Il principio è semplice, la sfida tecnologica enorme: scindere l’acqua in ossigeno e idrogeno mediante elettrolizzatori, accumulare quest’ultimo in forma gassosa o liquida, trasportarlo e utilizzarlo in celle a combustibile per generare elettricità senza emissioni, producendo solo vapore acqueo. Il risultato è un vettore energetico con la maggiore densità per unità di peso (quasi tre volte la benzina) e una straordinaria capacità di fungere da “ponte” fra produzione rinnovabile e consumo industriale.
UFI Hydrogen, il ponte italiano tra rinnovabili e industria
In questo scenario globale, l’Italia gioca una partita importante grazie a UFI Hydrogen, società del gruppo UFI – leader globale nella filtrazione e nel thermal management, che opera dall’automotive all’aerospaziale fino a soluzioni industriali su misura – nata nel 2023 dopo sette anni di ricerca e sviluppo. Con sede in Trentino, nel cuore della Hydrogen Valley promossa dalla Provincia Autonoma di Trento, l’azienda rappresenta il primo e unico polo industriale nazionale dedicato alle MEA (Membrane Electrode Assembly): le membrane catalizzate che costituiscono il cuore tecnologico degli elettrolizzatori e delle celle a combustibile.
A Serravalle (Trento) UFI Hydrogen ha di recente inaugurato uno stabilimento di 14.000 metri quadrati con un investimento iniziale di 50 milioni di euro e vanta un organico composto da ricercatori di altissimo livello, tra cui PhD, che rappresentano più di 11 diverse nazionalità. Qui l’azienda produce membrane destinate a quattro ambiti strategici: la produzione di idrogeno verde, tramite l’elettrolisi dell’acqua; la produzione di elettricità pulita, grazie alla trasformazione dell’idrogeno con le fuel cell; la produzione di E-Fuel, tramite la trasformazione della CO2 in combinazione con l’idrogeno verde; la compressione elettrochimica per lo stoccaggio, la purificazione e il trasporto dell’idrogeno stesso.
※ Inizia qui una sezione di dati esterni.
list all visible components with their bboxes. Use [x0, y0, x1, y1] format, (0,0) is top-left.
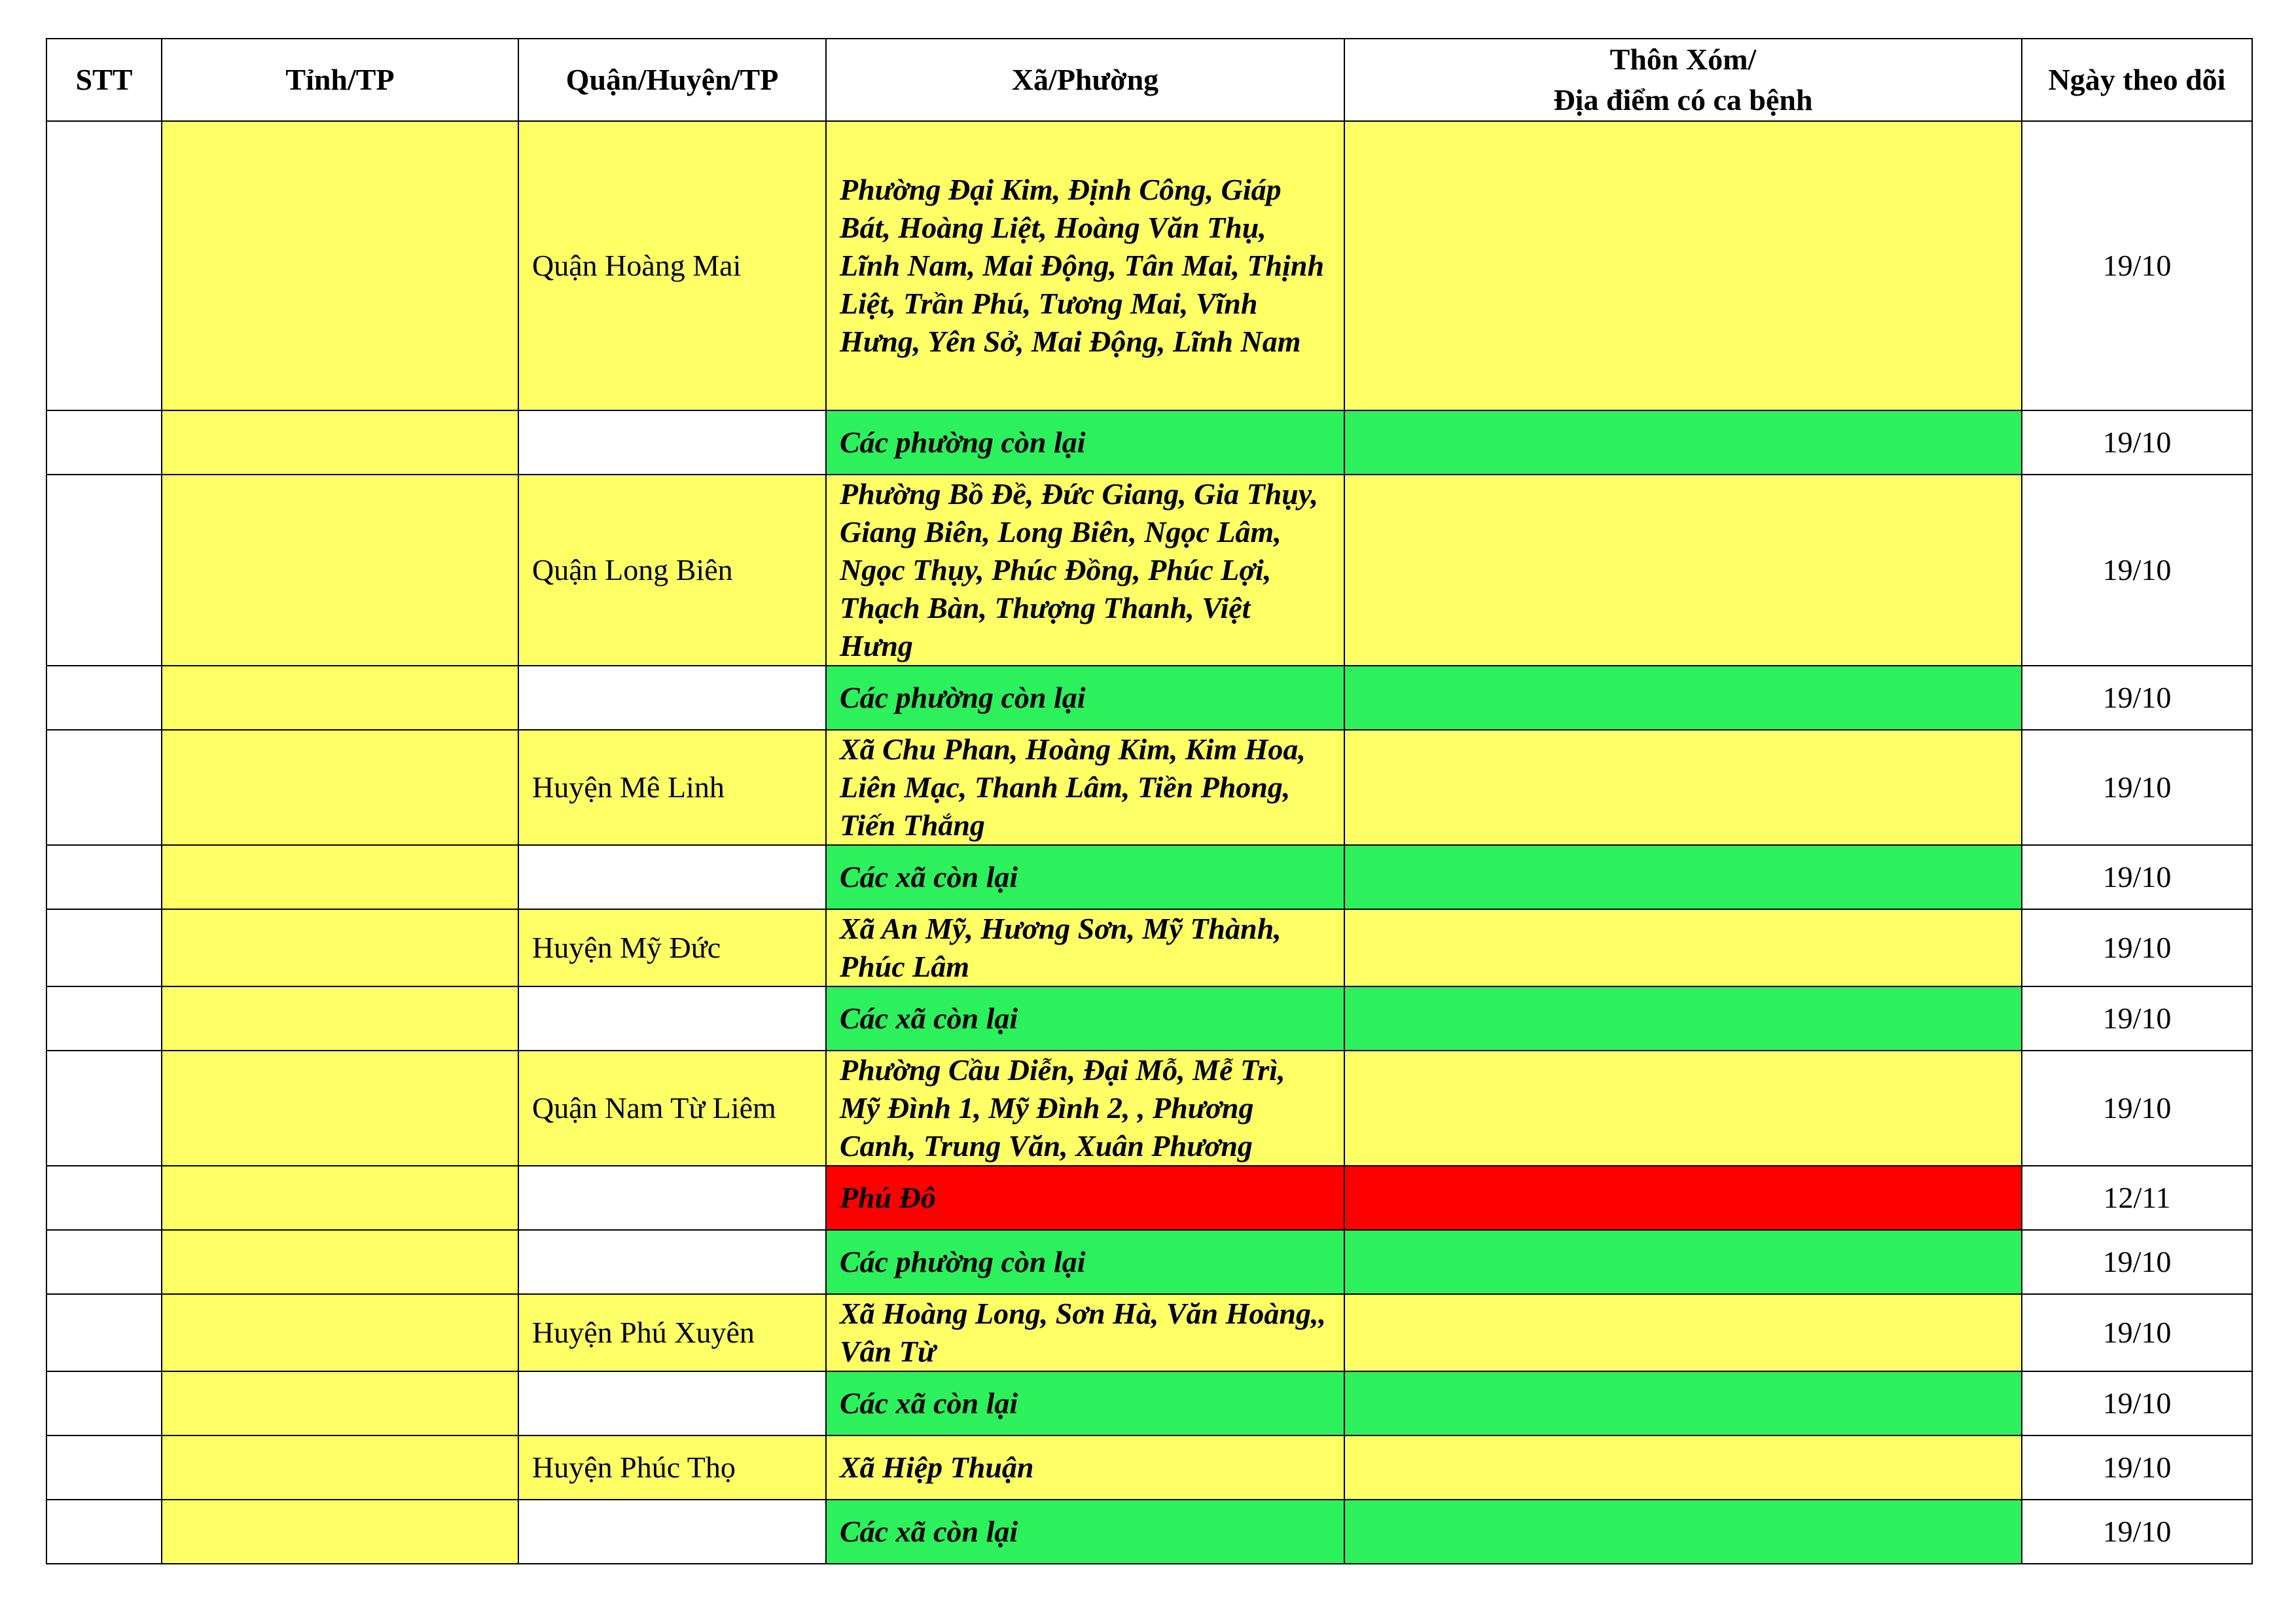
stt-cell [46, 845, 162, 909]
table-row [46, 730, 2252, 845]
table-row [46, 1051, 2252, 1166]
header-thon-line1: Thôn Xóm/ [1609, 43, 1757, 76]
stt-cell [46, 666, 162, 730]
stt-cell [46, 410, 162, 475]
district-cell [518, 1166, 826, 1230]
ward-cell: Các xã còn lại [826, 845, 1344, 909]
location-cell [1344, 1500, 2022, 1564]
district-cell [518, 666, 826, 730]
ward-cell: Các xã còn lại [826, 986, 1344, 1051]
tinh-cell [162, 1294, 518, 1371]
ward-cell: Các phường còn lại [826, 666, 1344, 730]
tinh-cell [162, 1500, 518, 1564]
date-cell: 19/10 [2022, 121, 2252, 410]
location-cell [1344, 1371, 2022, 1435]
ward-cell: Các xã còn lại [826, 1371, 1344, 1435]
tinh-cell [162, 410, 518, 475]
tinh-cell [162, 1166, 518, 1230]
stt-cell [46, 121, 162, 410]
location-cell [1344, 1435, 2022, 1500]
location-cell [1344, 909, 2022, 986]
district-cell [518, 1500, 826, 1564]
district-cell [518, 986, 826, 1051]
date-cell: 19/10 [2022, 845, 2252, 909]
location-cell [1344, 666, 2022, 730]
date-cell: 19/10 [2022, 666, 2252, 730]
tinh-cell [162, 986, 518, 1051]
ward-cell: Xã Hiệp Thuận [826, 1435, 1344, 1500]
header-stt: STT [46, 39, 162, 121]
stt-cell [46, 475, 162, 666]
table-row [46, 475, 2252, 666]
district-cell [518, 845, 826, 909]
ward-cell: Phường Bồ Đề, Đức Giang, Gia Thụy, Giang Biên, Long Biên, Ngọc Lâm, Ngọc Thụy, Phúc Đồng, Phúc Lợi, Thạch Bàn, Thượng Thanh, Việt Hưng [826, 475, 1344, 666]
stt-cell [46, 1166, 162, 1230]
district-cell: Quận Long Biên [518, 475, 826, 666]
date-cell: 19/10 [2022, 986, 2252, 1051]
date-cell: 12/11 [2022, 1166, 2252, 1230]
table-row [46, 986, 2252, 1051]
ward-cell: Phường Đại Kim, Định Công, Giáp Bát, Hoàng Liệt, Hoàng Văn Thụ, Lĩnh Nam, Mai Động, Tân Mai, Thịnh Liệt, Trần Phú, Tương Mai, Vĩnh Hưng, Yên Sở, Mai Động, Lĩnh Nam [826, 121, 1344, 410]
table-row [46, 666, 2252, 730]
ward-cell: Xã Chu Phan, Hoàng Kim, Kim Hoa, Liên Mạc, Thanh Lâm, Tiền Phong, Tiến Thắng [826, 730, 1344, 845]
district-cell: Huyện Mỹ Đức [518, 909, 826, 986]
district-cell [518, 1371, 826, 1435]
location-cell [1344, 1166, 2022, 1230]
tinh-cell [162, 909, 518, 986]
header-thon [1344, 39, 2022, 121]
header-tinh: Tỉnh/TP [162, 39, 518, 121]
district-cell [518, 410, 826, 475]
ward-cell: Phường Cầu Diễn, Đại Mỗ, Mễ Trì, Mỹ Đình 1, Mỹ Đình 2, , Phương Canh, Trung Văn, Xuân Phương [826, 1051, 1344, 1166]
ward-cell: Các phường còn lại [826, 1230, 1344, 1294]
table-row [46, 909, 2252, 986]
zone-table [46, 38, 2253, 1564]
header-thon-line2: Địa điểm có ca bệnh [1553, 83, 1813, 117]
ward-cell: Xã An Mỹ, Hương Sơn, Mỹ Thành, Phúc Lâm [826, 909, 1344, 986]
table-row [46, 121, 2252, 410]
ward-cell: Phú Đô [826, 1166, 1344, 1230]
table-row [46, 1166, 2252, 1230]
table-row [46, 1435, 2252, 1500]
location-cell [1344, 845, 2022, 909]
location-cell [1344, 730, 2022, 845]
date-cell: 19/10 [2022, 1294, 2252, 1371]
date-cell: 19/10 [2022, 730, 2252, 845]
date-cell: 19/10 [2022, 1500, 2252, 1564]
tinh-cell [162, 1435, 518, 1500]
header-row [46, 39, 2252, 121]
location-cell [1344, 121, 2022, 410]
ward-cell: Xã Hoàng Long, Sơn Hà, Văn Hoàng,, Vân Từ [826, 1294, 1344, 1371]
date-cell: 19/10 [2022, 1230, 2252, 1294]
location-cell [1344, 410, 2022, 475]
table-body [46, 121, 2252, 1564]
header-ngay: Ngày theo dõi [2022, 39, 2252, 121]
location-cell [1344, 1294, 2022, 1371]
tinh-cell [162, 845, 518, 909]
location-cell [1344, 1051, 2022, 1166]
table-row [46, 1294, 2252, 1371]
stt-cell [46, 1294, 162, 1371]
stt-cell [46, 909, 162, 986]
district-cell: Huyện Mê Linh [518, 730, 826, 845]
stt-cell [46, 986, 162, 1051]
location-cell [1344, 475, 2022, 666]
district-cell: Huyện Phúc Thọ [518, 1435, 826, 1500]
tinh-cell [162, 1051, 518, 1166]
table-row [46, 1371, 2252, 1435]
table-row [46, 410, 2252, 475]
tinh-cell [162, 666, 518, 730]
stt-cell [46, 1371, 162, 1435]
tinh-cell [162, 121, 518, 410]
location-cell [1344, 986, 2022, 1051]
district-cell: Quận Nam Từ Liêm [518, 1051, 826, 1166]
district-cell: Quận Hoàng Mai [518, 121, 826, 410]
table-row [46, 845, 2252, 909]
stt-cell [46, 730, 162, 845]
stt-cell [46, 1230, 162, 1294]
stt-cell [46, 1051, 162, 1166]
table-row [46, 1230, 2252, 1294]
date-cell: 19/10 [2022, 410, 2252, 475]
tinh-cell [162, 730, 518, 845]
tinh-cell [162, 1230, 518, 1294]
header-xa: Xã/Phường [826, 39, 1344, 121]
date-cell: 19/10 [2022, 475, 2252, 666]
date-cell: 19/10 [2022, 1051, 2252, 1166]
tinh-cell [162, 475, 518, 666]
date-cell: 19/10 [2022, 1435, 2252, 1500]
table-row [46, 1500, 2252, 1564]
date-cell: 19/10 [2022, 1371, 2252, 1435]
header-quan: Quận/Huyện/TP [518, 39, 826, 121]
ward-cell: Các phường còn lại [826, 410, 1344, 475]
location-cell [1344, 1230, 2022, 1294]
district-cell: Huyện Phú Xuyên [518, 1294, 826, 1371]
date-cell: 19/10 [2022, 909, 2252, 986]
stt-cell [46, 1435, 162, 1500]
tinh-cell [162, 1371, 518, 1435]
district-cell [518, 1230, 826, 1294]
stt-cell [46, 1500, 162, 1564]
ward-cell: Các xã còn lại [826, 1500, 1344, 1564]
Tecnologie sostenibili, taylor made e vocazione europea
Le tecnologie MEA sviluppate da UFI Hydrogen stanno evolvendo verso una seconda generazione con un drastico taglio nell’uso di iridio – da 3-4 mg/cm² a 0,5 mg/cm² con obiettivo 0,1 – abbattendo costi e impatto ambientale. Già oggi, la società produce MEA su misura, posizionandosi come un vero e proprio “sarto industriale” nel modellare soluzioni perfettamente adeguate alle esigenze del cliente. UFI Hydrogen è inoltre partner del South H2 Corridor e del Piano Mattei (la strategia italiana per rafforzare i rapporti con i Paesi africani puntando su energia, sviluppo e partenariati economici reciproci) in Tunisia, dove sostiene un impianto pilota di produzione destinato all’Europa.
La vocazione europea è confermata dall’ammissione al programma IPCEI (Important Project of Common European Interest) Hy2Move, promosso dalla Commissione di Bruxelles per accelerare l’innovazione nell’idrogeno applicato alla mobilità. UFI Hydrogen è l’unica azienda italiana selezionata (insieme ad altri 10 partner provenienti da 7 Stati UE), con un finanziamento di circa 22 milioni di euro per sviluppare membrane di nuova generazione destinate a treni, navi, aviazione, droni e data center. Il progetto prevede oltre 3.600 nuovi posti di lavoro in Europa, di cui quasi un centinaio in Italia, oltre a investimenti in ricerca e formazione accademica.
Dall’universo agli elettrolizzatori, l’idrogeno, insomma, è sempre più la “molecola ponte” che collega energie rinnovabili e industria pesante. La sfida oggi non è solo tecnologica, ma di sistema: produrre localmente, integrare reti e stoccaggi, ridurre i costi dei materiali critici e accelerare le infrastrutture. In questo quadro, UFI Hydrogen dimostra che anche in Italia è possibile costruire una filiera avanzata e contribuire, da protagonisti, alla nuova era dell’idrogeno verde.